Beiträge von Lucius Cornelius Bestia

    Bestia saß da und wartete, bis die Akrobaten ihre Sachen packten und das eigentliche Theaterstück beginnen konnte. Hoffentlich war es besser wie das Vorprogramm. Einen Pluspunkt hatte Euripides' Werk schon mal, weil es ein Satyrspiel war. Die hatten gerne mal ein paar schlüpfrige Stellen, vielleicht hatte er ja heute Glück und auch hier würden ihm pikante Sätze und Sachen geboten? Bestia war jedenfalls gespannt. Von dem Inhalt des Stücks selbst wusste er nichts näheres, doch so war es andererseits ja auch spannender.


    Als Silenos auf die Bühne stürmte, waren neben Bestia auf seiner linken Seite immer noch zwei Plätze frei. Rechts, vor und hinter ihm saßen jedoch Leute.
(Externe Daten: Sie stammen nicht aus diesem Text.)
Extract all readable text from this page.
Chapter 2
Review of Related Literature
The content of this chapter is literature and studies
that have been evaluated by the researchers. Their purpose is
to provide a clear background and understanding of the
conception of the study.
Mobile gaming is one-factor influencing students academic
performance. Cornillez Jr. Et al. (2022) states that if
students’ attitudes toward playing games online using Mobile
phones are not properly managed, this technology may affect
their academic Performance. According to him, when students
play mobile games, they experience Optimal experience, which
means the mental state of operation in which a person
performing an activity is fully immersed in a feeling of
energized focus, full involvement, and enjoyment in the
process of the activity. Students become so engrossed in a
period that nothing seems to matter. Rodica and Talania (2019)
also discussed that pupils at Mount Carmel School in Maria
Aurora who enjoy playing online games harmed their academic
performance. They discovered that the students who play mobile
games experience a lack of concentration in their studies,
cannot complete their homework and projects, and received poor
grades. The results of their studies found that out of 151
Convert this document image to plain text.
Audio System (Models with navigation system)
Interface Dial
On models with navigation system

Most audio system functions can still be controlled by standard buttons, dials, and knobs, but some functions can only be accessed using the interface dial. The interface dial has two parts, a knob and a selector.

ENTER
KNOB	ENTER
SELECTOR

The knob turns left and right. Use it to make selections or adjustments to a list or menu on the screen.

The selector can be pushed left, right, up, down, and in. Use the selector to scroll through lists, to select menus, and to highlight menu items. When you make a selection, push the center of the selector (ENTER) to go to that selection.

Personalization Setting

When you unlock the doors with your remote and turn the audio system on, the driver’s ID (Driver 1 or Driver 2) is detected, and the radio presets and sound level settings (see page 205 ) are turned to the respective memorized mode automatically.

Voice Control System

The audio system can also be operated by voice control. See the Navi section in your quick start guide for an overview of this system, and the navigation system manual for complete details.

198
Bestia richtete seine Konzentration auf die Bühne und verfolgte Silenos' Monolog so aufmerksam wie möglich, doch störende Geräusche in der Reihe hinter ihm unterbrachen ihn immer wieder beim zuhören. Weibliche Stimmen, so schien es, stritten sich dort. Er versuchte es so gut es ging auszuklammern, doch sie hörten einfach nicht auf. Wie sollte man in so einer Atmossphäre nur ein Stück genießen können?!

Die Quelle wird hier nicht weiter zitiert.